Учитель выпрямился и поправил очки. Лицо его раскраснелось от работы. Он пригладил свои редкие седые волосы и ответил:
— Доброе утро, сосед!
Отец с любопытством вглядывался в него. Ему явно хотелось понять, какие мысли роятся в этой ученой голове.
— Пора опять браться за дела, не правда ли? Вихрь войны пролетел. Из-за всей этой чепухи у меня половина сада осталась невозделанной.
Учитель поморгал близорукими глазами. Он смотрел прямо на солнце. Затем переложил мотыгу в другую руку и недовольно пробормотал:
— Вы полагаете?
— Ну да. А почему бы и нет? Оно и к лучшему, что так быстро все кончилось. А то бы и у нас бомбили. Говорят, в Белграде в один день было убито тридцать тысяч человек. Впрочем, зачем говорить о политике? Политика — сучка. Какой только пес ее не кроет! Завтра я собираюсь перекопать грядки за домом. Судя по всему, с продовольствием будет худо. Пора нам, мелким собственникам, выступить на первый план. Я попробую развести побольше кур и кроликов. Вы просто не поверите, сколько дохода приносит хорошо откормленный кролик. Да еще пух. Зимой…

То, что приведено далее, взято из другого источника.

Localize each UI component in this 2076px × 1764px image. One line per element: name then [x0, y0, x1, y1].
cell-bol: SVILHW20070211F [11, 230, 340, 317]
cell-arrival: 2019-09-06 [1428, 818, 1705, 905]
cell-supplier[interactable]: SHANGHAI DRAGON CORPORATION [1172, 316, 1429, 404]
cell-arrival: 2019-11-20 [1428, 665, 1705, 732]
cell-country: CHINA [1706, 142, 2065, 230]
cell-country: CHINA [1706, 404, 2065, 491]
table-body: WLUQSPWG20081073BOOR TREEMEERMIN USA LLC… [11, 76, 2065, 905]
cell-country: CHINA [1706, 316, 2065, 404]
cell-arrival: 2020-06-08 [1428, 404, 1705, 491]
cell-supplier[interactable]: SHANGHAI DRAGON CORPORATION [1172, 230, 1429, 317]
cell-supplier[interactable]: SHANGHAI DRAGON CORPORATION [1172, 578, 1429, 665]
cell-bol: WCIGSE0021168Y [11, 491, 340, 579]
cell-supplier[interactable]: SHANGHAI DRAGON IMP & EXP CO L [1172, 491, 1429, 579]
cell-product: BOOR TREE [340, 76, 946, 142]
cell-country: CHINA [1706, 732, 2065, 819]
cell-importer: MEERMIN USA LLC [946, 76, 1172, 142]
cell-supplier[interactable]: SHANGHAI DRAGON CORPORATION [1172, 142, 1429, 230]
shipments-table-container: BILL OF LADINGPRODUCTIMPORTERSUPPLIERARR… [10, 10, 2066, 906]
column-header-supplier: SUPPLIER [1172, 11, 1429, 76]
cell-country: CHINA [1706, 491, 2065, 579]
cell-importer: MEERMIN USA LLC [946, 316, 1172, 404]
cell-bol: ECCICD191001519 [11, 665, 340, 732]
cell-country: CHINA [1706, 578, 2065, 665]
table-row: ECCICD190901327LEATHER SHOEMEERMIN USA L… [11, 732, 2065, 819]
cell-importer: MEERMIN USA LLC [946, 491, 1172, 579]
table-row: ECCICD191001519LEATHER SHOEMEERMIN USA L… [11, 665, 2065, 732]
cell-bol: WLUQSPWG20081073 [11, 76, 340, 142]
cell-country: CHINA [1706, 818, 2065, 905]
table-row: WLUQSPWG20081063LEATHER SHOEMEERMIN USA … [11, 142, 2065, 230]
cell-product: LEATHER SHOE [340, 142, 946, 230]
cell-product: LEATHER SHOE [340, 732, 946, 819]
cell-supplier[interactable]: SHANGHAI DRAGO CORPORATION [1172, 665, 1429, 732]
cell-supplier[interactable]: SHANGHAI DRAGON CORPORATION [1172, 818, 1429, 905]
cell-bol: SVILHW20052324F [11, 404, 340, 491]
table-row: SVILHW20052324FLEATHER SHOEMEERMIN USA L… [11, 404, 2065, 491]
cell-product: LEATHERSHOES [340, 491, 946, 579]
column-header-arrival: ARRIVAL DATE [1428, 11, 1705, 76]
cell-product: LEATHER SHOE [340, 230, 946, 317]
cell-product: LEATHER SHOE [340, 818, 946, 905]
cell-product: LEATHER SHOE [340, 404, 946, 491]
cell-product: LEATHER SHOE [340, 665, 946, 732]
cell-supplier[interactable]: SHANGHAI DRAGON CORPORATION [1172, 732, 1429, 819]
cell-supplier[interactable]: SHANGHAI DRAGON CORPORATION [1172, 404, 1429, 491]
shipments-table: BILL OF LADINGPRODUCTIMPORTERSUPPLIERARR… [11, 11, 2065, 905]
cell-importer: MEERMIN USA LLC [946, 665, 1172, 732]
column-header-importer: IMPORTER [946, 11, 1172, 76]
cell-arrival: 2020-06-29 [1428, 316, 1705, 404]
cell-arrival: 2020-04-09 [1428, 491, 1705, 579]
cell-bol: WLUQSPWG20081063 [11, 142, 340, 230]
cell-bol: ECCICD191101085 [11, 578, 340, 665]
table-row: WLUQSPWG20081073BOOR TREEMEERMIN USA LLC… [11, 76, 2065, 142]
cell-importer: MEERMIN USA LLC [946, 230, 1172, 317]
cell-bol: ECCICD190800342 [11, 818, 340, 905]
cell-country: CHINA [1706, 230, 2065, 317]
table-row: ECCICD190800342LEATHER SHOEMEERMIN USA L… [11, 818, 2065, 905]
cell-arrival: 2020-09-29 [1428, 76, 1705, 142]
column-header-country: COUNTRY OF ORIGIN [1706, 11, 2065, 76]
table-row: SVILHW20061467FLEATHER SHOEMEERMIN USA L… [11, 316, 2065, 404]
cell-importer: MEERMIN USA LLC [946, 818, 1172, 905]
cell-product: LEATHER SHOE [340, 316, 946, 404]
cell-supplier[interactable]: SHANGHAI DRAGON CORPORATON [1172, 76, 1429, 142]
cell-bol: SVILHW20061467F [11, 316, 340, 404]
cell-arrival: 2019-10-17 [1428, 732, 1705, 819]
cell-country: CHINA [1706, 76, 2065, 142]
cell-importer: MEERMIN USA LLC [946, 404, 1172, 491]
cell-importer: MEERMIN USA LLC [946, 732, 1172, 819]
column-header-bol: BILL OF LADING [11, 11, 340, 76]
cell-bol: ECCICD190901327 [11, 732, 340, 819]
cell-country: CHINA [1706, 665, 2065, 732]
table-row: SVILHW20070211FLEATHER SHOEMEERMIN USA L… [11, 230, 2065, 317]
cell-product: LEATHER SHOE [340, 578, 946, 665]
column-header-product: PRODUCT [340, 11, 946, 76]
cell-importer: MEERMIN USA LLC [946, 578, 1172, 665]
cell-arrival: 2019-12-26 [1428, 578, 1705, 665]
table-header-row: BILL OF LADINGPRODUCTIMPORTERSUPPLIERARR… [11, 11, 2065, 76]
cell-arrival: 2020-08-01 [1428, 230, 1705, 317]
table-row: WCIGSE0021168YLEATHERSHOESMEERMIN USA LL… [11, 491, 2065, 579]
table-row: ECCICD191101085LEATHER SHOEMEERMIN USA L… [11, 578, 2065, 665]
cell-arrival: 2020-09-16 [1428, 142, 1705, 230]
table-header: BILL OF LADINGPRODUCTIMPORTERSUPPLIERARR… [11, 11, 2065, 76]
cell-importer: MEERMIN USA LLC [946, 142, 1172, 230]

Учитель продолжал смотреть на него и щуриться от солнца. Отец сконфузился и замолчал. Он огляделся вокруг и сказал:
— Погода стоит неплохая. В этом году даже апрель как будто ничего.
— Да, — подтвердил учитель.
Отцу показалось, что он не в настроении.
— У вас что-нибудь случилось?
У учителя задрожало лицо, будто все мускулы вдруг заходили под загрубелой кожей. С трудом он выговорил:
— Да нет, сосед, ничего не случилось, то есть со мной лично ничего. Но со мной и со всеми нами произошло нечто страшное. Просто плакать хочется.
Отец смутился окончательно. Разговор зашел о том, о чем он не смел и думать. Он поднял руки и снова опустил. Потоптался на месте, поглядел поверх головы учителя и заметил в окне дома его дочь. Мария крикнула:
— Папочка, надень пиджак. Ты же простудишься!
Тртник вздрогнул, улыбнулся и пожаловался:
— Девочка чем дальше, тем больше меня учит. Как надо одеваться. Чем лечиться от насморка. Когда ложиться спать.
— Но ведь это, — примирительно сказал отец, — всего лишь забота и любовь. Разве не так? Не нужно сердиться. Моим-то плевать, простужусь я или нет. Сам виноват, скажут, да еще добавят «старый дурак» или что-нибудь в этом роде. Думаете, им на меня не плевать?
Учитель снял с забора пиджак и послушно надел его.